A Google security audit uncovered a glitch in Google Plus that exposed data from nearly 500,000 accounts, causing the company to shutter the social network and spur a German data protection probe.

A Google security audit called Project Strobe was tasked with assessing third-party access to Google account and Android device data and the initial findings uncovered a "glitch" that sparked the shutdown of Google+ and a probe by a German data protection agency.

The Google security audit found issues in different Google products, leading the company to limit the data that apps have access to when connected to Gmail, limit the data available through the Android Contacts API and to give users more control over what data is shared with apps that connect to a Google account.

But, the biggest issue found by the Google security audit was a bug in the Google+ API that gave third-party apps access to certain fields in a user's profile that weren't explicitly marked as "public." Google claimed this only included a user's name, email address, occupation, gender and age and did "not include any other data you may have posted or connected to Google+ or any other service, like Google+ posts, messages, Google account data, phone numbers or G Suite content."

"We found no evidence that any developer was aware of this bug, or abusing the API, and we found no evidence that any profile data was misused," wrote Ben Smith, Google fellow and vice president of engineering, in a blog post. "We made Google+ with privacy in mind and therefore keep this API's log data for only two weeks.

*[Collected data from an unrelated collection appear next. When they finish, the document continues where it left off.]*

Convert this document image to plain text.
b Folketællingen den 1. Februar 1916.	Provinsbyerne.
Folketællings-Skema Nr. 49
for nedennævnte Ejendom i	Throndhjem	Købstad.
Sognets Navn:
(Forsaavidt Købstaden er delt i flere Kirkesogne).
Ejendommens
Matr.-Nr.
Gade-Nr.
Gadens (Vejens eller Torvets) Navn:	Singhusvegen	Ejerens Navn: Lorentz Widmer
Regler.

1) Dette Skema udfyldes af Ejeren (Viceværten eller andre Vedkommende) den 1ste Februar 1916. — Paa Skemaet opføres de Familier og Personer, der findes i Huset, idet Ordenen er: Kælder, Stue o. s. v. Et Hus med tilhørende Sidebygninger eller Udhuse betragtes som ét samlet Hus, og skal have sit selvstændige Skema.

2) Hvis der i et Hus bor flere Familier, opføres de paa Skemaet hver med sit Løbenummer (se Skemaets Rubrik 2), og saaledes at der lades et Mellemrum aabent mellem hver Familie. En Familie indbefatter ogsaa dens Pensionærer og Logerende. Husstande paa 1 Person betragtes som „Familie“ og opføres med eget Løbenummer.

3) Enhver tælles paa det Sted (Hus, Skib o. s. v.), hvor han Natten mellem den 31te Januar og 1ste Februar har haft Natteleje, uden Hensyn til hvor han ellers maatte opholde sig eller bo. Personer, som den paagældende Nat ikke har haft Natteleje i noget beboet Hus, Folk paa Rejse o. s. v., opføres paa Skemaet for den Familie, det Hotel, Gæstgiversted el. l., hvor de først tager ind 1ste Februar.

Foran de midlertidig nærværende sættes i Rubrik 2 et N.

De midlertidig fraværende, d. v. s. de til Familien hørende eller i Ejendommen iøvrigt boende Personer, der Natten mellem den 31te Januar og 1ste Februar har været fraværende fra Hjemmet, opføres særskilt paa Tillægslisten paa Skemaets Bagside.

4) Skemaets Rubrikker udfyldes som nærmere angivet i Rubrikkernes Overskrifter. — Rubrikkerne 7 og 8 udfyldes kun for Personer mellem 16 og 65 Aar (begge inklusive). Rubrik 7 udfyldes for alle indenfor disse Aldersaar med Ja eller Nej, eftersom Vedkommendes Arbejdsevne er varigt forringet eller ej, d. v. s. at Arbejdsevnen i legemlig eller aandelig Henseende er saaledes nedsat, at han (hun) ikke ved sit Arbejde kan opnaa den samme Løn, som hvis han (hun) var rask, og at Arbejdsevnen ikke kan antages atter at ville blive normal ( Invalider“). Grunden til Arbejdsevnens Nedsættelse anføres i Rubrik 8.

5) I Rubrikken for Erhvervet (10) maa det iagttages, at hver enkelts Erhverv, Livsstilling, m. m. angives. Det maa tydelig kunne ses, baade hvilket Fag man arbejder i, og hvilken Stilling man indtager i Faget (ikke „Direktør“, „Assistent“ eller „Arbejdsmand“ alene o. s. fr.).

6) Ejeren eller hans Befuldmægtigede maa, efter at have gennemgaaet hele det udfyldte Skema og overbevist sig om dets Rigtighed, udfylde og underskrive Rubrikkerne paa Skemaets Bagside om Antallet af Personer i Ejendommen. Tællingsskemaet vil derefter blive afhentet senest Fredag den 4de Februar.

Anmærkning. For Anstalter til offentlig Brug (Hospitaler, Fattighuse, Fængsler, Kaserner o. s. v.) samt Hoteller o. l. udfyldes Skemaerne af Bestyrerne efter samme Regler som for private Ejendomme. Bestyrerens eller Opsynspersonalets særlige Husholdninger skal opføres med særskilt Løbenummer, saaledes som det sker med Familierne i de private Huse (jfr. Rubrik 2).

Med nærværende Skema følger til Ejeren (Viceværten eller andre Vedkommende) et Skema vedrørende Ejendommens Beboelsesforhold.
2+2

That means we cannot confirm which users were impacted by this bug. However, we ran a detailed analysis over the two weeks prior to patching the bug, and from that analysis, the Profiles of up to 500,000 Google+ accounts were potentially affected. Our analysis showed that up to 438 applications may have used this API."

Google fixed the bug, and said Google+ for consumers will be shut down in August 2019, though the enterprise version of the app will remain. But the issue was present from 2015 until March 2018 and the company has come under fire because affected users were never notified of the issue after the Google security audit.

Paul Bischoff, editor at Comparitech, said Google was "pleading ignorance in order to shield itself from legal ramifications."

"It has conveniently left out some crucial figures in its response that would give us a more clear picture of the scope of this incident. For example, Google says 438 applications had unauthorized access to Google+ profile data, but it doesn't say how many of its users used those apps. And while Google says it performed a cursory investigation and found nothing suspicious, it also notes that it didn't actually contact or audit any of the developers of those apps," Bischoff wrote via email. "As popular and high-profile as Google is, and due to the fact that this vulnerability existed for the better part of three years, it would be reasonable to assume the number of occurrences in which Google+ data was obtained and misused is non-zero."

Baber Amin, CTO West at Ping Identity, said although "both the recent Facebook breach and the Google+ data incident stemmed from API vulnerability issues, there is a fundamental difference between the two."

"On the one hand, Facebook issued tokens for apps to access user data without checking if an app was authorized to get such access in the first place. In Google's case, the incident was a result of an API programming error. Google granted permission for developers to access certain information, but the user had to give their consent," Amin wrote via email. "The issue arose because Google's APIs also granted access to a user's friend's private information. An important layer was lacking: consent from the user's friends." 

Ilia Kolochenko, CEO of High-Tech Bridge, said the timeline of the Google security audit and disclosure "is incomprehensibly long and will likely provoke a lot of questions from regulatory authorities."

Inability to assess and quantify the users impacted does not exempt from disclosure.
Ilia KolochenkoCEO, High-Tech Bridge

"Inability to assess and quantify the users impacted does not exempt from disclosure. Although, a security vulnerability per se does not automatically trigger the disclosure duty, in this case it seems that Google has some reasonable doubts that the flaw could have been exploited," Kolochenko wrote via email. "Technically speaking, this is one more colorful example that bug bounty is no silver bullet even with the highest payouts by Google. Application security is a multi-layered approach process that requires continuous improvement and adaptation for new risks and threats. Such vulnerabilities usually require a considerable amount of efforts to be detected, especially if it (re)appears on a system that has been already tested. Continuous and incremental security monitoring is vital to maintain modern web systems secure."

The first regulatory authority to begin asking questions was Johannes Caspar, data protection and freedom of information commissioner, based in Hamburg, Germany, according to a report by Bloomberg. Caspar noted that no investigation has begun and he had no more information on the Google+ exposure than anyone else.

However, Tyler Moffitt, senior threat research analyst at Webroot, said Google might not face too harsh a penalty for the data exposure discovered by the Google security audit.

"Although it seems that Google has shut down an entire line of business due to this breach, from a GDPR perspective, the company appears to have gotten off light. Had this breach occurred just a few months later, Google could be subject to strict GDPR fines for not keeping user data safe," Moffitt wrote via email. "It's important for consumers to realize that connecting apps in social media platforms only increases the amount of valuable information that could potentially be breached, as well as increases attack vectors that hackers can leverage."